During the meeting, Cooper told the board about a recent Rice County fatality that involved two young men and a vehicle that lost control and rolled. Only one man walked away from the accident — the passenger — who was wearing his seat belt.
“How much more evidence do people need that seat belts save lives?” asked an emotional Cooper. “It is black and white. Lives are cut short when you don’t buckle up.”
It is safe to say that seat belt safety is Cooper’s legacy. After losing her teenage daughter, Meghan, in 1999 in a drunken driving and unbelted crash in which the girl was ejected from the vehicle’s back seat and killed, Cooper went on a decade-long crusade to enact a primary seat belt law to make seat belts mandatory for all drivers and passengers in motor vehicles, and allow law enforcement to stop drivers solely for being unbelted.
However, Cooper’s mission isn’t over yet, and statistics from Toward Zero Deaths and the Minnesota Department of Public Safety Office of Traffic Safety proves exactly that. Working in conjunction with the National Highway Traffic Safety Administration and more than 300 law enforcement agencies across the state, the Click It or Ticket campaign is putting additional eyes on the roads to promote seat belt enforcement, focusing on rural roads and highway. The campaign continues through month’s end.
“Driving in greater Minnesota with the open countryside and less traffic can be a welcome contrast to the congestion of city driving,” said the Owatonna Police Department in a press release. “What isn’t different is the need to buckle up to stay alive.”
In 2019, 77% of the 73 unbelted motorists who lost their lives on Minnesota roads were involved in crashes in greater Minnesota. The Owatonna Police Department joined forces with the statewide Click It or Ticket campaign to not only enforce the seat belt law, but to educate motorists on the important safety measures imposed by the state.
“According to the 2019 Minnesota Seat Belt Survey, 93.4% of front-seat occupants are wearing their seat belts,” said the OPD. “The rest are gambling with their lives and the lives of others in the vehicle by riding unbelted.”

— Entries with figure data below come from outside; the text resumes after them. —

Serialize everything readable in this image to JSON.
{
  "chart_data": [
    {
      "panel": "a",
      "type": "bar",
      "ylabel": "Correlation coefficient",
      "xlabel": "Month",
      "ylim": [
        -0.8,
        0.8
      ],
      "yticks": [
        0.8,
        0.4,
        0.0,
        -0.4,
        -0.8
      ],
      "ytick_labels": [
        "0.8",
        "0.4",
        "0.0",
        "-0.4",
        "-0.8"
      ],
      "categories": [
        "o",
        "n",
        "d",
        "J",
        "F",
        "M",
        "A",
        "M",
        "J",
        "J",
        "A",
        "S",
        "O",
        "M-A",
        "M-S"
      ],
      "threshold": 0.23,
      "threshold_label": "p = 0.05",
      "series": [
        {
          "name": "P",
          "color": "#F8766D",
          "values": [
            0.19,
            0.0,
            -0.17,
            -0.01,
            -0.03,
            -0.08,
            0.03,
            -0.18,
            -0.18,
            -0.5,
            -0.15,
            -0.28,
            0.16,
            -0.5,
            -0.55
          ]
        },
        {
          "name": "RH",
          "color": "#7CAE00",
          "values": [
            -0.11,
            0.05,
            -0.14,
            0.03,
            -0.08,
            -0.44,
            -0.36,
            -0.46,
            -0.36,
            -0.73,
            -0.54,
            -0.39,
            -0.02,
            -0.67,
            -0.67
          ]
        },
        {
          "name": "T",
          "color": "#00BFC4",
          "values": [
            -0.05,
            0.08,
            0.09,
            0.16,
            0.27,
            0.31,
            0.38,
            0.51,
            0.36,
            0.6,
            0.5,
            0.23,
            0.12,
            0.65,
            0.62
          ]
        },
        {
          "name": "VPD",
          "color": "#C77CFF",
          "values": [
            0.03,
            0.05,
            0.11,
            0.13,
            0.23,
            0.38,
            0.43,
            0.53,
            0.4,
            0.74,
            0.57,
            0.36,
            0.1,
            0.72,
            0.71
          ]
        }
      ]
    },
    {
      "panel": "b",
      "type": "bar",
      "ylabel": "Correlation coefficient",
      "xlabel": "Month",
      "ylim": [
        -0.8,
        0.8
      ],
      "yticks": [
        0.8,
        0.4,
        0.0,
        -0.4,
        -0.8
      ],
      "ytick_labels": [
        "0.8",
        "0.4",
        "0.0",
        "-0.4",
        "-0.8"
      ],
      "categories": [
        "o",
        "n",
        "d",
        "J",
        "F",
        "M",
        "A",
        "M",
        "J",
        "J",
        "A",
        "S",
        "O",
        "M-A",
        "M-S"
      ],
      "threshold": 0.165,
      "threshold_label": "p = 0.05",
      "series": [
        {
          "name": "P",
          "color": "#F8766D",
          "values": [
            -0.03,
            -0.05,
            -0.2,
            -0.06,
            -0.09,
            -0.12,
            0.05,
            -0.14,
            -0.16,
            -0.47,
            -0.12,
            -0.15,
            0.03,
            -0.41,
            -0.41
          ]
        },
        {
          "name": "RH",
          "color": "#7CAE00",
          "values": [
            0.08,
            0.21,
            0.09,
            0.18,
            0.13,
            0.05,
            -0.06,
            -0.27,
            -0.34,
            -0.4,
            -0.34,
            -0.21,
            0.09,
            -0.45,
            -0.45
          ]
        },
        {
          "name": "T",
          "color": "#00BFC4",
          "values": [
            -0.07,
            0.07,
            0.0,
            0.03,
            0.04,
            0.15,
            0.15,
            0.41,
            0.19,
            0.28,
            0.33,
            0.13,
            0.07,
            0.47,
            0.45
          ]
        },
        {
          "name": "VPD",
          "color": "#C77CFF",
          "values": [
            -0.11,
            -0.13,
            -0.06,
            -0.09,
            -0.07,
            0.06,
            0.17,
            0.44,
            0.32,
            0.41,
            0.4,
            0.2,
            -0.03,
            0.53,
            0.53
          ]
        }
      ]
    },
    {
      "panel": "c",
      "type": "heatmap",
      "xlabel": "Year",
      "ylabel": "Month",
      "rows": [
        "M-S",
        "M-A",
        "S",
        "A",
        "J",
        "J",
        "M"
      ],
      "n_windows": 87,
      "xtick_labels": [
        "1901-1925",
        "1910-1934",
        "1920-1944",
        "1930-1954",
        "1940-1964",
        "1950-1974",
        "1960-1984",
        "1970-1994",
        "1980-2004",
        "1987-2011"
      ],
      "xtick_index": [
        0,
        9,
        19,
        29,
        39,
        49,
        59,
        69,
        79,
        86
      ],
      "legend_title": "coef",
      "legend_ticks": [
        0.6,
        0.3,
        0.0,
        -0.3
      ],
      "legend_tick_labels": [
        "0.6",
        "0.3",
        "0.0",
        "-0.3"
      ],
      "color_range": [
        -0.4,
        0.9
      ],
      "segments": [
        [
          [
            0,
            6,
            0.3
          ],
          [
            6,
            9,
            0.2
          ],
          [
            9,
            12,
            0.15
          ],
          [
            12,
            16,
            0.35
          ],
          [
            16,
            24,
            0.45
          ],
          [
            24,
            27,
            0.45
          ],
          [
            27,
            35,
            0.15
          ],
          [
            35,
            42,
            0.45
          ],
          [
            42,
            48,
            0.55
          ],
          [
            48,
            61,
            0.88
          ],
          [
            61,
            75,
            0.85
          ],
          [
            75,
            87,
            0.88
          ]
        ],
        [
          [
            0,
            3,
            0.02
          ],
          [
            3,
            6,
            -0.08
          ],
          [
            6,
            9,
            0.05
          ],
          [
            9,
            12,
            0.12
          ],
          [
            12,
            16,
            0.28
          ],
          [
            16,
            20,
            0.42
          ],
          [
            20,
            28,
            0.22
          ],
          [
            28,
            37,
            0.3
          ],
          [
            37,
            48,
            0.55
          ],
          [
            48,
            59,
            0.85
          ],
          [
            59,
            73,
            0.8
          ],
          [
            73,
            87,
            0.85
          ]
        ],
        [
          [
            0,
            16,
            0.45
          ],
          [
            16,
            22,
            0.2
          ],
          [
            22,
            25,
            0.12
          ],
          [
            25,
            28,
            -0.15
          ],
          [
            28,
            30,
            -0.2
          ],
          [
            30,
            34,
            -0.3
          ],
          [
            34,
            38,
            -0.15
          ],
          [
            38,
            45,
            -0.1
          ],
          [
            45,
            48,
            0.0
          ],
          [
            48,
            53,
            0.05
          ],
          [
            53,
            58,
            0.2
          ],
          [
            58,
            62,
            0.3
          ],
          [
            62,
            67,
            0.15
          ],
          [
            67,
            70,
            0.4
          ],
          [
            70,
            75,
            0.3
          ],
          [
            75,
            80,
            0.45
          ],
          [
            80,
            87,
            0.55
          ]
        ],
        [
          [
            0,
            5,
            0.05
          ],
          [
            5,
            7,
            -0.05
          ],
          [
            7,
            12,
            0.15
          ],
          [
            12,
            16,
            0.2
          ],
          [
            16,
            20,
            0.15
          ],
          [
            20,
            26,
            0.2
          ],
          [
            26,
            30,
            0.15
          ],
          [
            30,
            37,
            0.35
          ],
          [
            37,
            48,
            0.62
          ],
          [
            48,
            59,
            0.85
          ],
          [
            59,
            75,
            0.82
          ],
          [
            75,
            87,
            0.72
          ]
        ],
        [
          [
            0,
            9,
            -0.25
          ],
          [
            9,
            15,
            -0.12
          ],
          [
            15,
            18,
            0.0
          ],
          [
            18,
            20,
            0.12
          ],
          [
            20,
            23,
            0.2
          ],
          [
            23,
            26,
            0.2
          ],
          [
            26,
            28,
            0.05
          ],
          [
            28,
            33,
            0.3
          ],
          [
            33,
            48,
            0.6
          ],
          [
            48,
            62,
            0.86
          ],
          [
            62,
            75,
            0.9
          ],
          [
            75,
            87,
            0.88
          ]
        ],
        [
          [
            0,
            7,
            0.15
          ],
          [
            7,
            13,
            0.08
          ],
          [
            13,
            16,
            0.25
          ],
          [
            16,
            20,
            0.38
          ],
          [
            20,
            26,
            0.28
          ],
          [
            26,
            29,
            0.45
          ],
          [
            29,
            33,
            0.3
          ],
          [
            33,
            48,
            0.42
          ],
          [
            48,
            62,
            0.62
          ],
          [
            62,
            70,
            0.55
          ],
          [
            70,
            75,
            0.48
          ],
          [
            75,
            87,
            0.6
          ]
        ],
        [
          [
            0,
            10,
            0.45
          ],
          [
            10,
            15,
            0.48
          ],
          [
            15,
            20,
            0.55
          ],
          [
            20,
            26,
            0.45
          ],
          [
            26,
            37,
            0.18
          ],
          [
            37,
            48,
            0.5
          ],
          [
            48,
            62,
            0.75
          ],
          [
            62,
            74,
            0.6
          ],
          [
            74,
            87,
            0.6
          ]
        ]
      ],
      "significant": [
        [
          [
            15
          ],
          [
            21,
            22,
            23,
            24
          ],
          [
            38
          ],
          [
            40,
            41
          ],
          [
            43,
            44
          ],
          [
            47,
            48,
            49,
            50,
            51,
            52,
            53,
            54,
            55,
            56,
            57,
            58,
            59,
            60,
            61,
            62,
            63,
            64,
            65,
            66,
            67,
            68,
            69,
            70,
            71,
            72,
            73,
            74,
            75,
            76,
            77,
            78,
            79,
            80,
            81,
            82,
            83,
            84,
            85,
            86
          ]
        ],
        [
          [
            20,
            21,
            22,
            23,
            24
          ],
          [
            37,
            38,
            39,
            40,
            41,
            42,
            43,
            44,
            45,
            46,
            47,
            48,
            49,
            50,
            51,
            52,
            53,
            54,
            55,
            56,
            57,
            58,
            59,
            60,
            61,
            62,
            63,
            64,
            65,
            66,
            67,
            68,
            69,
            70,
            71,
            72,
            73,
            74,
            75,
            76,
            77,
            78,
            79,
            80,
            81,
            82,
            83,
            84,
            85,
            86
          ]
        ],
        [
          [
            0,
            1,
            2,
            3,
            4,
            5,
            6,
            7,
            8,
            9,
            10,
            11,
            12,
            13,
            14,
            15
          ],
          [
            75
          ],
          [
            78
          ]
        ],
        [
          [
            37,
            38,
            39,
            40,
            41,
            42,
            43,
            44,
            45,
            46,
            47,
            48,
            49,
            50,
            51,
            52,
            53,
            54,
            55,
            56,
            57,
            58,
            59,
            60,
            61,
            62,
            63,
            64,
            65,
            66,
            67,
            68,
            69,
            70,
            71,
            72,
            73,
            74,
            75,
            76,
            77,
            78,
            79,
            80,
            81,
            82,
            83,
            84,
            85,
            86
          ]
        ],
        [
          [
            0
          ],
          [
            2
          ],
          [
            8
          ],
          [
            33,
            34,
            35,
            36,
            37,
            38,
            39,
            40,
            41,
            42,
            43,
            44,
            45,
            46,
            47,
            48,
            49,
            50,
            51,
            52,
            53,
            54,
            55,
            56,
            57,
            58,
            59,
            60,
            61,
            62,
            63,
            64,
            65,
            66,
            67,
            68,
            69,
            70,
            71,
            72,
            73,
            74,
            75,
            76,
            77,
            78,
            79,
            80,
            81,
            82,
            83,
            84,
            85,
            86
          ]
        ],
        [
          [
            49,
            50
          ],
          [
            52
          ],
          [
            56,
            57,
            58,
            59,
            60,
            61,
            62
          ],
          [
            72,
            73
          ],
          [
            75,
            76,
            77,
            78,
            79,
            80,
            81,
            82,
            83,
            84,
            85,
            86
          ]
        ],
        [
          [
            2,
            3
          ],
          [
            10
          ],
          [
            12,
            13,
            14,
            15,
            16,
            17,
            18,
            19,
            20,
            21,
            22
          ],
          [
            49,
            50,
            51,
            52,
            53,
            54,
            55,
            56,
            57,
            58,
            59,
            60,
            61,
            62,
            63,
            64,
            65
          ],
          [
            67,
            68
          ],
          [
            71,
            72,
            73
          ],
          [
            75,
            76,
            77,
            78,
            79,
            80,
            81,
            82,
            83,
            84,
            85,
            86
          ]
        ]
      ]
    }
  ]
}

Cooper agrees with the OPD, adding that she struggles with learning how to reach out to the masses to promote the importance of seat belts. According to TZD statistics, Cooper said the demographic with the most unbelted fatalities are men in pickups ages 20-35.
“The teenagers are doing great, they are getting good instruction in driver’s education that it’s the law now and you have to wear a seat belt,” Cooper said. “While the seat belt survey shows that only 6% of people still aren’t wearing seat belts in the state, when you look at Minnesota’s population that’s thousands and thousands of people. We wish we knew how to drive home that message to them.”
Due to the ongoing COVID-19 pandemic, Cooper said her advocacy work through TZD and Rice County Safe Roads Coalition — aside from press releases and social media posts — has been at a standstill. Neither group has been able to present to schools since the beginning of the year.
South Central College in Faribault, along with the Rice County Chemical and Mental Health Coalition and the Rice County Safe Roads Coalition, sponsored a crash car to display during College Week. The car belonged to 16-year-old Kaitlyn Hansen, a Fillmore Central High sophomore, who died from an alcohol-related, two-vehicle crash in 2016.
The vehicle was donated by Hansen’s family to TZD in hopes it would encourage people to think because they drink and drive. Though Hansen’s death was not directly related to the lack of a seat belt, Cooper said the powerful visual statement made by the vehicle helps drive home the overall message of safe driving.
“When (Rice County) Sheriff Troy Dunn brought the vehicle up from Dodge Center, we were all just stunned by how mangled it was,” Cooper said. “We were looking in the driver’s seat, just wondering how… how can we prevent this from happening.”